Un Beaunois mort sous les bombes à Eger

Dernière mise à jour : 25 oct.

L’usine d’aviation d’Eger et les alentours étaient des cibles privilégiées pour les Alliés qui ont pratiqué de nombreux bombardements. Lors de l'un d'entre eux, un copain de chambrée de mon grand-père, originaire de Beaune comme lui, a perdu la vie.


Carte de départ au STO de René B. (source : Archives départementales de Côte-d'Or)
Carte de départ au STO de René B. (source : Archives départementales de Côte-d'Or)
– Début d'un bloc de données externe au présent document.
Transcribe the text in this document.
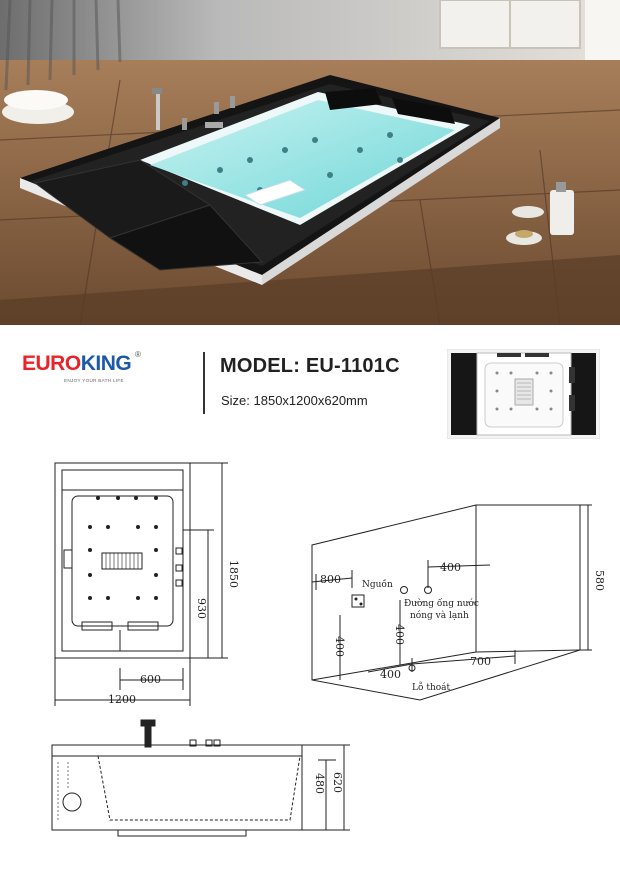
EUROKING ®
ENJOY YOUR BATH LIFE
MODEL: EU-1101C
Size: 1850x1200x620mm
1850
930
600
1200
800 Nguồn
400
Đường ống nước
nóng và lạnh
400
400
400
700
580
Lỗ thoát
480 620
Dès ses premières lettres, mon grand-père évoque avec des métaphores pour contourner la censure les bombardements quasi-quotidiens :

« Autant vous dire que les oiseaux d’outre-mer viennent nous rendre visite. En même temps, nous avons reçu des fruits secs. Il faudrait bien un peu de pinard pour les faire passer. Cela me rappelle un peu le surlendemain de l’anniversaire de Monette[1] il y a quelques années. Des drôles de visites. » (22 avril 1943)

 

Ou encore en août 1943 : « Cela fait 6 visites que nous avons la même semaine. Cela n’est vraiment pas trop mal pour des camarades qui ont aussi loin de chemin. » (1er août 1943)

 

Début 1944 : « Nous avons passé toute la semaine à la défense passive. Cette nuit à 3h 1/2 du matin, nous avons été réveillés par les sirènes. Nous nous sommes rendus à l'usine par groupe. Il y est passé beaucoup d'avions mais toujours point de dégâts pour nous, tout le monde n'en est pas au même point » (20 février 1944 ) ; « je suis tranquille à part que nous avons souvent des chutes aussi bien de jour que de nuits. Et nous avons du remue-ménage pas très loin. » (23 mars 1944)
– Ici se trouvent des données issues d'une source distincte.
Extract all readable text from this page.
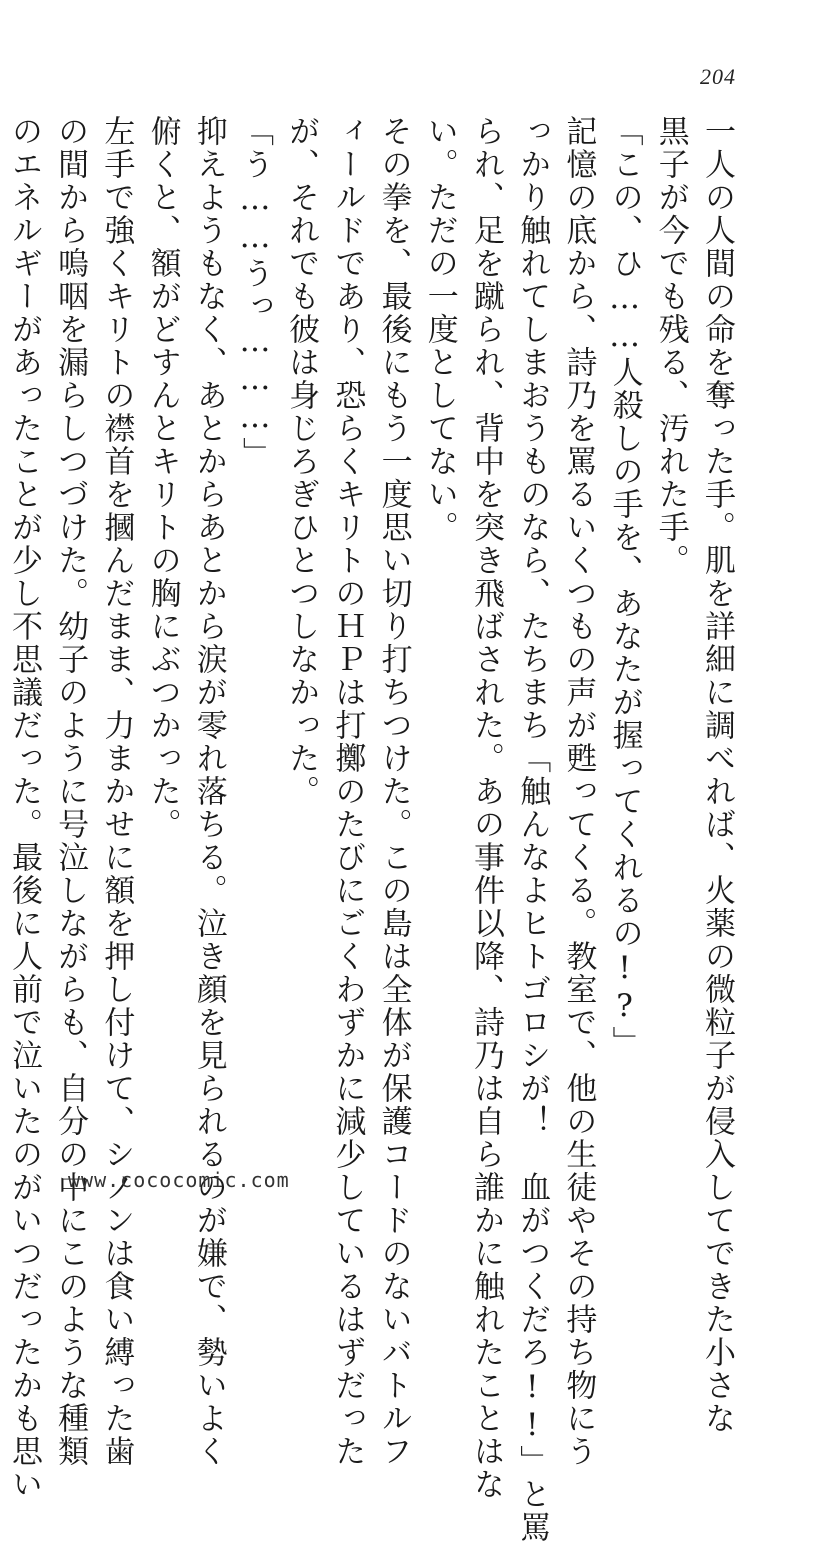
204

一人の人間の命を奪った手。肌を詳細に調べれば、火薬の微粒子が侵入してできた小さな

黒子が今でも残る、汚れた手。

「この、ひ……人殺しの手を、あなたが握ってくれるの!?」

記憶の底から、詩乃を罵るいくつもの声が甦ってくる。教室で、他の生徒やその持ち物にう

っかり触れてしまおうものなら、たちまち「触んなよヒトゴロシが！　血がつくだろ!!」と罵

られ、足を蹴られ、背中を突き飛ばされた。あの事件以降、詩乃は自ら誰かに触れたことはな

い。ただの一度としてない。

その拳を、最後にもう一度思い切り打ちつけた。この島は全体が保護コードのないバトルフ

ィールドであり、恐らくキリトのＨＰは打擲のたびにごくわずかに減少しているはずだった

が、それでも彼は身じろぎひとつしなかった。

「う……うっ………」

抑えようもなく、あとからあとから涙が零れ落ちる。泣き顔を見られるのが嫌で、勢いよく

俯くと、額がどすんとキリトの胸にぶつかった。

左手で強くキリトの襟首を摑んだまま、力まかせに額を押し付けて、シノンは食い縛った歯

の間から嗚咽を漏らしつづけた。幼子のように号泣しながらも、自分の中にこのような種類

のエネルギーがあったことが少し不思議だった。最後に人前で泣いたのがいつだったかも思い www.cococomic.com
Tout comme les problèmes d’acheminement du courrier, synonymes d’avancées positives des troupes alliées mais aussi d’absence de nouvelles de la famille, les bombardements lui inspirent des sentiments ambivalents, suscitant chez lui à la fois peur et espoir d’une fin rapide de la guerre : « les oiseaux ne sont pas toujours de bonne humeur surtout en ce moment. Il n’y a que cela pour nous donner un peu d’espoir. » (14 août 1943)

 

En faisant des recherches sur les camarades que mon grand-père cite dans ses lettres, j’ai découvert qu’un des 4 autres Beaunois qui partageaient sa chambre avec lui, René B.[2], un de ses meilleurs copains[3], était mort sous les bombes à Eger.
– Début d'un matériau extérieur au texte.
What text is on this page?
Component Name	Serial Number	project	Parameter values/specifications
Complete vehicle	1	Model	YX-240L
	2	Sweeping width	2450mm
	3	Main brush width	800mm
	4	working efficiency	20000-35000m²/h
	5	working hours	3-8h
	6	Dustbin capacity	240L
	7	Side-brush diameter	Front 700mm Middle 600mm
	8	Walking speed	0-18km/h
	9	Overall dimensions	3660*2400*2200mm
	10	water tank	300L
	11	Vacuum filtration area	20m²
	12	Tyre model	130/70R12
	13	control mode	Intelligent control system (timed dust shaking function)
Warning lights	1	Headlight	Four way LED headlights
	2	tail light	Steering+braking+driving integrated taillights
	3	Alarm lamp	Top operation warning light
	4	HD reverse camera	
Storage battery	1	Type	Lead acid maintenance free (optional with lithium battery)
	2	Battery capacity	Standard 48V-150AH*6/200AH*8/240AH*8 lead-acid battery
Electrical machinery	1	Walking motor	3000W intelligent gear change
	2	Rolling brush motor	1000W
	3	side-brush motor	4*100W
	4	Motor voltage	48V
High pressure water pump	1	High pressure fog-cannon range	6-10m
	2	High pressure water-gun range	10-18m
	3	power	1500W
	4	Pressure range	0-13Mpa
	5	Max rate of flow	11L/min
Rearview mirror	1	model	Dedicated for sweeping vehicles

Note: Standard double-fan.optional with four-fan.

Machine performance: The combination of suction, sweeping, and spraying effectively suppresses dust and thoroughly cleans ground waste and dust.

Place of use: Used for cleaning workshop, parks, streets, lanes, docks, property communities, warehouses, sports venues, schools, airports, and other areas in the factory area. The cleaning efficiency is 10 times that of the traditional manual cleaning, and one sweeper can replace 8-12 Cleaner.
Attestation tirée du dossier de René B. dans les Archives Arolsen [4]. On peut y lire : "B. René 1.6.22 French Is said to have been killed in a air-raid on 25.3.1945 in Eger-Oberschon. Got confirmation of death and death certificate (en français : B. René Français Est dit avoir été tué lors d'un raid aérien le 25 mars 1945 à Eger-Oberschon. Reçu confirmation de la mort et certificat de mort)
Attestation tirée du dossier de René B. dans les Archives Arolsen [4]. On peut y lire : "B. René 1.6.22 French Is said to have been killed in a air-raid on 25.3.1945 in Eger-Oberschon. Got confirmation of death and death certificate (en français : B. René Français Est dit avoir été tué lors d'un raid aérien le 25 mars 1945 à Eger-Oberschon. Reçu confirmation de la mort et certificat de mort)

René B. était né en 1922 comme mon grand-père. D'après le recensement de Beaune de 1936, son père était ajusteur à la bijouterie Rolot. Lui-même était employé de banque au Crédit Lyonnais à Beaune au moment de son départ au STO, comme l'indique sa carte de départ (voir l'image plus haut).

 

Le bombardement mortel eut lieu le 25 mars 1945. Mon grand-père ne vivait plus à Eger alors mais à Asch. Il ne pouvait donc se trouver sous les bombes. C’était le dimanche des Rameaux. A midi, six groupes de bombar­diers américains lancèrent une attaque sur Eger. Une partie de la ville fut atteinte, l’usine et une partie du camp furent détruites. 73 Français trouvèrent la mort. René B. était de ceux-là.


Je remercie Bernard Derelle qui m’a communiqué des informations sur le bombardement de l’usine qu’il a relaté ici et dont son oncle Paulin Derelle fut une des victimes, comme René B. Je renvoie également à l'interview d'André D. que j'ai mise en ligne qui apporte quelques précisions sur le bombardement.

 

Les victimes des bombardements constituent la plus grande partie des 35 000 à 40 000 décès qu’il y eut environ parmi les ouvriers français en Allemagne[5].

Plan de la tombe commune où furent inhumés les corps des victimes du bombardement du 25 mars 1945. Ils ont été exhumés en 1953, placés dans des cercueils individuels et, pour la plupart, rapatriés en France (source : Bernard Derelle)
Plan de la tombe commune où furent inhumés les corps des victimes du bombardement du 25 mars 1945. Ils ont été exhumés en 1953, placés dans des cercueils individuels et, pour la plupart, rapatriés en France (source : Bernard Derelle)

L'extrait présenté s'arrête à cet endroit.